When i was nine, I was as insouciant a saucy wench as you can imagine. I had no idea I was a child – I almost never thought of myself as any age at all. This was mostly due to the fact that I was home schooled and had little contact that year with any other child but my sister. Actually, I was in my twenties before I realized that I was young, so perhaps it had nothing to do with being home schooled. But I digress – and I will probably do so frequently, so please bear with me. 
As I was saying, when I was nine we lived far out on a dirt driveway in the Willamette Valley of Oregon, where they raise grass seed for all you compulsive lawn-keeping types. Great, waving fields of grass, let go until they come to ripeness, then harvested for seed. 
We lived on a leased acre of land bordered on two sides by great, rampant hedges of blackberry vines, too thick for anything but a mouse to squeeze through. There was a small gap in the hedge near our mobile home, where you could walk through into what had once been either a road or a railway bed, and if you took a left turn and went off down it at an angle away from the house, you would come to the railroad itself, and at 8:30 every night, and 11 in the morning, a freight train would rumble its way past our house. 
On the other sides, the house was open to the great grass fields, stretching off to the highway on one side, to the distant tree-lined river on the other, and the woods bordering the wildlife sanctuary on the other. From the beginning it was the sanctuary that drew me. It had been, once upon a distant time, homesteads, and there were still thickly scattered the fruit trees and flowers that bore evidence to those intrepid people. More recently (although still forty years in the past) it had been a military training camp, so across the land were neatly laid a pattern of straight, paved roads, and a man-made lake. Also there were foundations for the long gone Quonset huts that I think must have been there, and one open basement to some grander building.

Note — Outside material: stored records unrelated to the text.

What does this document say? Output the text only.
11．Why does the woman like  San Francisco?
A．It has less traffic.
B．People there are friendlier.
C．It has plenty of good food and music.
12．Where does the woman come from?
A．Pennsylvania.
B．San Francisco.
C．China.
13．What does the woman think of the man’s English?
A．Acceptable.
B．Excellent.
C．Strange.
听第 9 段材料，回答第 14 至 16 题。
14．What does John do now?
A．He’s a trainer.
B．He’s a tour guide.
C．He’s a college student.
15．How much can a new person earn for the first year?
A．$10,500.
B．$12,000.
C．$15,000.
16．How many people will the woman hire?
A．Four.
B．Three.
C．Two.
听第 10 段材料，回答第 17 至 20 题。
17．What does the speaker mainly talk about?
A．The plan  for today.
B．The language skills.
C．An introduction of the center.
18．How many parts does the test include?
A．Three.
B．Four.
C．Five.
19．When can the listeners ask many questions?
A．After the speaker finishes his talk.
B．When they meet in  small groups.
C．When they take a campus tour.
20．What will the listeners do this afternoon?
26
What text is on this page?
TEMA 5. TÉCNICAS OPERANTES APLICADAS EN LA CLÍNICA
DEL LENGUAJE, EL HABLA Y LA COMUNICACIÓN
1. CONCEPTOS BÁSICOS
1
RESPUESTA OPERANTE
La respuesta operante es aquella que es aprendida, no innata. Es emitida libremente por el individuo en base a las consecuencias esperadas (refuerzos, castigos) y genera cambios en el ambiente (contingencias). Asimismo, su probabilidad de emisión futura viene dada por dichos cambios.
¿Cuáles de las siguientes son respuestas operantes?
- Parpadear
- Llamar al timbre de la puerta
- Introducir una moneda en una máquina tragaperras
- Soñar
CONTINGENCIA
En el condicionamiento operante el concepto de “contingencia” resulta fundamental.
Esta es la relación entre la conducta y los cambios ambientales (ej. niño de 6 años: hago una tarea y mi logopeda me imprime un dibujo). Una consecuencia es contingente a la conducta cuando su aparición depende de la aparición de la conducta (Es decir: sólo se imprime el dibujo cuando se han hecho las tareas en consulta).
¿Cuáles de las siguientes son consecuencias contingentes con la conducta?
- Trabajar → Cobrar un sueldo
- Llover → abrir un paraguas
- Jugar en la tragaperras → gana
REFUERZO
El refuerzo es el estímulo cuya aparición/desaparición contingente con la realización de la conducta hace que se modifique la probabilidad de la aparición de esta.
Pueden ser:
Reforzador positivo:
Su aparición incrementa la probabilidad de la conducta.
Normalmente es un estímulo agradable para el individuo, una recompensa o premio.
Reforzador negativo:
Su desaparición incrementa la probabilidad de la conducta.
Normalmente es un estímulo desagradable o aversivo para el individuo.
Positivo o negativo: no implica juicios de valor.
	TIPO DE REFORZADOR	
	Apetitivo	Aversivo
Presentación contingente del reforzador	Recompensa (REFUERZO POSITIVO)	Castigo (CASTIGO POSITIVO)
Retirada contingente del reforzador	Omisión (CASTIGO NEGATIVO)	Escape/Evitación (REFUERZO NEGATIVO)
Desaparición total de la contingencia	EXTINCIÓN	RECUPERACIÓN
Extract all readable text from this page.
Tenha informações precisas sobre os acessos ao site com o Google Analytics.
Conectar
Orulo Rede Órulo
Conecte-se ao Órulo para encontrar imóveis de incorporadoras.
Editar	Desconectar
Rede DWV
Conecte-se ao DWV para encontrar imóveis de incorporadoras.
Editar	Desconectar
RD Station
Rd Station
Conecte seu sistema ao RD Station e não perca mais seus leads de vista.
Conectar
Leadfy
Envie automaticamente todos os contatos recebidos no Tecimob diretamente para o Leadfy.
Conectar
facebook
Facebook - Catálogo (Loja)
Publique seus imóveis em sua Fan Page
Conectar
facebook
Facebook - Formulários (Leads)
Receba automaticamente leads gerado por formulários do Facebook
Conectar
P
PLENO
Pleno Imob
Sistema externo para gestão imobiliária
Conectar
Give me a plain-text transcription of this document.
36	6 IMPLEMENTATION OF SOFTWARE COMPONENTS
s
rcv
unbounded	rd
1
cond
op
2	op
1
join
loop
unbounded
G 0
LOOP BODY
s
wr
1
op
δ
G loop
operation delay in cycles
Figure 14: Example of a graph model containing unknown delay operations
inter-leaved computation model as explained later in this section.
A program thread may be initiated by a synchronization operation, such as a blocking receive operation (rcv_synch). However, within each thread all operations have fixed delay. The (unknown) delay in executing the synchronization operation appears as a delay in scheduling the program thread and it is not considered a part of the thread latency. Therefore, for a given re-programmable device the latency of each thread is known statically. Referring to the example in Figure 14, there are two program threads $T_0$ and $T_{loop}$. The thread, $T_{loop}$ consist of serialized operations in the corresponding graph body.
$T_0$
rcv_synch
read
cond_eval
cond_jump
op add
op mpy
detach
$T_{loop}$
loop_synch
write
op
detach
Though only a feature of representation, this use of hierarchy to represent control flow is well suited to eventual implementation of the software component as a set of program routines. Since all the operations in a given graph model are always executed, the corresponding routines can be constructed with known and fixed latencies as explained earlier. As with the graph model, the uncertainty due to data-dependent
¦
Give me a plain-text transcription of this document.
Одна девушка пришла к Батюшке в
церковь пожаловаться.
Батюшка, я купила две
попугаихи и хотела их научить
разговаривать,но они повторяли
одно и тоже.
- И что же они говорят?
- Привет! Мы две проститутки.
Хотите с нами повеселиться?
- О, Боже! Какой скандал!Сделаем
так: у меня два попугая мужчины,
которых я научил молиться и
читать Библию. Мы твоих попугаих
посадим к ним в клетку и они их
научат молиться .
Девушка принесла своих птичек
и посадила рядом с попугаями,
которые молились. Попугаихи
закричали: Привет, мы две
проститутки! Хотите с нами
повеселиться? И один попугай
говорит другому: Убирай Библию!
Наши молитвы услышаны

This was my playground. I was out there all the time in the spring, summer, and fall. The weather was mild enough, I had not yet heard of giardia, so I drank the clear stream water with impunity, and I ate whatever I could find, for already I knew what was good, and what was not, thanks to the tutelage of my Grandmother Kemnow and Euell Gibbons. There were cherries, in the spring, lovely yellow Queen Anne’s first, and later, dark almost black Bings. Also, in the spring, the whole place blossomed with daffodils and narcissi of every descriptions, naturalized for who knew how many years. 
I loved the beauty of it, and the freedom to roam without fear of meeting people, companioned by my dog, and sometimes a baby goat. Later, when it was summer, my sister would come with me on occasion, but she was not as happy as I to be entirely away from people, and although we had many adventures together, the sanctuary was my domain.